The buzz on the streets and on the TV talk shows is one of a "fresh beginning." There is certainly a hunger to get out of the mess of malgovernance and undemocratic politics. Demand is high to sweep out all bad (however defined) practices of the past and begin anew. But who will do it and how will it be done? Text books tell us that to carry out major reforms we need both inside champions and outside majority constituency support. Granted that the current council of advisers and their military power base will be the inside champions of reforms, but how will they ensure that the reforms will not be resisted or subverted by the very government machineries they head? After all reforms often get blocked during implementation by bureaucratic inertia and road block. Punishments work only for a limited time. Reform champions will have to figure out what kinds of incentive/disincentive structures they can put in so that the opponents can be neutralized and the majority of inside players will be won over to follow a rule-based system.

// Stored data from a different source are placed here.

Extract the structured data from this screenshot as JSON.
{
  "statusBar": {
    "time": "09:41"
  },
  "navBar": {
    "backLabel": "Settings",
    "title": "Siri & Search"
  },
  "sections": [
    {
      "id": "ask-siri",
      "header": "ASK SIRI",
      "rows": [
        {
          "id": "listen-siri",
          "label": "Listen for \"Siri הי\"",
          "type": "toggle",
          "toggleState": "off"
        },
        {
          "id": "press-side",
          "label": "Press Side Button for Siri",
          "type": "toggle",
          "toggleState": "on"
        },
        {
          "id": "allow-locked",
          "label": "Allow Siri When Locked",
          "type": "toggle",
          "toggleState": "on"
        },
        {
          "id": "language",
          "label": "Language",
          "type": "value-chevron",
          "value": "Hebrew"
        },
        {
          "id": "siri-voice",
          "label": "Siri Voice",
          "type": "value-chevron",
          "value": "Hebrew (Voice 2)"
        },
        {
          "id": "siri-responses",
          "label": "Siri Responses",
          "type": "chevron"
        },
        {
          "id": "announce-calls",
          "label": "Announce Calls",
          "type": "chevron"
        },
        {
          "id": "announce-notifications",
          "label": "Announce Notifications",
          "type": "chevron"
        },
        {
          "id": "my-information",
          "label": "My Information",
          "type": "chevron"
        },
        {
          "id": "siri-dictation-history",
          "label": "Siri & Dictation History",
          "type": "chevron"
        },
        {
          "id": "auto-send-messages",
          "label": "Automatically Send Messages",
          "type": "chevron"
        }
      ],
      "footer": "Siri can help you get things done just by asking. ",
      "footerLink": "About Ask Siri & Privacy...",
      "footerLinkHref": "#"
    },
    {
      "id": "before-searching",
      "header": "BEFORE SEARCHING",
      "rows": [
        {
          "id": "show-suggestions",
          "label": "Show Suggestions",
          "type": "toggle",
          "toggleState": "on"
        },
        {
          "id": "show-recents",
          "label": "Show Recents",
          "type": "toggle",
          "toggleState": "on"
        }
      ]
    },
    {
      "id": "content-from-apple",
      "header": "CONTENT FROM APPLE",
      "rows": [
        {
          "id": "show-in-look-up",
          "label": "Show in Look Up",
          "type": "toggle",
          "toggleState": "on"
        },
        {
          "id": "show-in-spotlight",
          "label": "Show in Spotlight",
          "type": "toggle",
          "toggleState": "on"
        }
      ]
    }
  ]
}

However, reforms can not be done by simply inside champions. They need outside allies. Today civil society and the media are obviously playing the role of outside advocates of reforms. But can civil society and the media mobilize and sustain constituencies of support? They can raise awareness and influence public opinion but mobilizing and sustaining constituencies is the task of political parties. The political parties have presence in every village of Bangladesh. Whether we like them or not we cannot wish them away. In fact, recent studies (BRAC State of Governance 2006 Report) show that in the last few decades the major political parties have strengthened their organizational presence down to the ward level in rural and urban areas. So it will be important for reform advocates to develop incentives/ disincentives so that the political parties will find it in their own interest to support the reforms agenda. So far, apart from providing lip service, political parties have not behaved in a way to convince anybody that they are serious about governance and political reforms.

There is a lot of talk about the possibility of emergence of an alternative political party. But here again the proponents seem to be pinning their hopes on individual leaders i.e. such a party is on if a certain leader gives a call. If the alternative political party is again dependent on a charismatic leader, then how will the nation ever get out of the system of leadership-based politics?

There are no easy options and no quick fix solutions to the problems that have mounted over the years. It will be wise for the current government to be frank about the difficult choices we all face and to take the people into confidence. The people will be able to handle hard facts about what is realistically achievable within a realistic time frame.

Rounaq Jahan is a Senior Research Scholar, Columbia University, New York.